Subject: Re: Virtual Memory Subsystem
To: Jonathan Stone <jonathan@DSG.Stanford.EDU>
From: John S. Dyson <toor@dyson.iquest.net>
List: port-i386
Date: 11/26/1996 08:09:13
> 
> >Well, it doesn't always seem to matter what the end-users think.  There are
> >a few annoying misfeatures in NetBSD that (IMHO) should have been fixed on
> >day #1, but haven't.  This VM thing may not be fixed for another 3 years, I
> >guess.  I would also appreciate it if my machines didn't come to a complete
> >halt when I run out of RAM.
> 
> 
> I don't understand. 
> 
> There is a fix for that in -current, and has been, I beleive, since
> before 1.2 was released.
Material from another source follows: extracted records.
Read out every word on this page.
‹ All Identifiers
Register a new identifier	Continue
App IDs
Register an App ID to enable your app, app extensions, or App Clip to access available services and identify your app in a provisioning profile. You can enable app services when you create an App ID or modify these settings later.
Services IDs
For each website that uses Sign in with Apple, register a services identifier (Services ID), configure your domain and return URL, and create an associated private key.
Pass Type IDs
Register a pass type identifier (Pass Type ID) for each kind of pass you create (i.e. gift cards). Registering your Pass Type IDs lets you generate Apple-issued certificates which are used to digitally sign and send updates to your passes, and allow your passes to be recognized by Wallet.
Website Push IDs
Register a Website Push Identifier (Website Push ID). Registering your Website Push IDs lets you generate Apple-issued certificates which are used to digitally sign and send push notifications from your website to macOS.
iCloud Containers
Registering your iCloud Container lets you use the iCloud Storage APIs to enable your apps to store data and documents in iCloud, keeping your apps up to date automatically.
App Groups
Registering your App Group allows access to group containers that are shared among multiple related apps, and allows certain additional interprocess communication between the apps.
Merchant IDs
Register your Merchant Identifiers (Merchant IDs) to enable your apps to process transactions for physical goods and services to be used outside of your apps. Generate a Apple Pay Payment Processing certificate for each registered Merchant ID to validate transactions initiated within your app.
I hope it goes in as an official patch for
> 1.2.  The relevant change was from 1.23 to 1.24 of
> sys/vm/vm_pageout.c. pr #2755 explains the problem.
> 
This mitigates some of the performance problems when running out of memory,
but doesn't help the swap leak problem.  Unfortunately, I have my mail
reader setup to read mail backwards, and thought that you were talking about
swap leaks (collapse problems.)

The original Lite/2 VM system has many serious problems, and needs someone
to fix the problems in both the NetBSD and OpenBSD camps.  The VM system
is NOT that complicated.  (Esp. since most of the problems have already
been fixed in FreeBSD, and only portability issues need to be visited now.)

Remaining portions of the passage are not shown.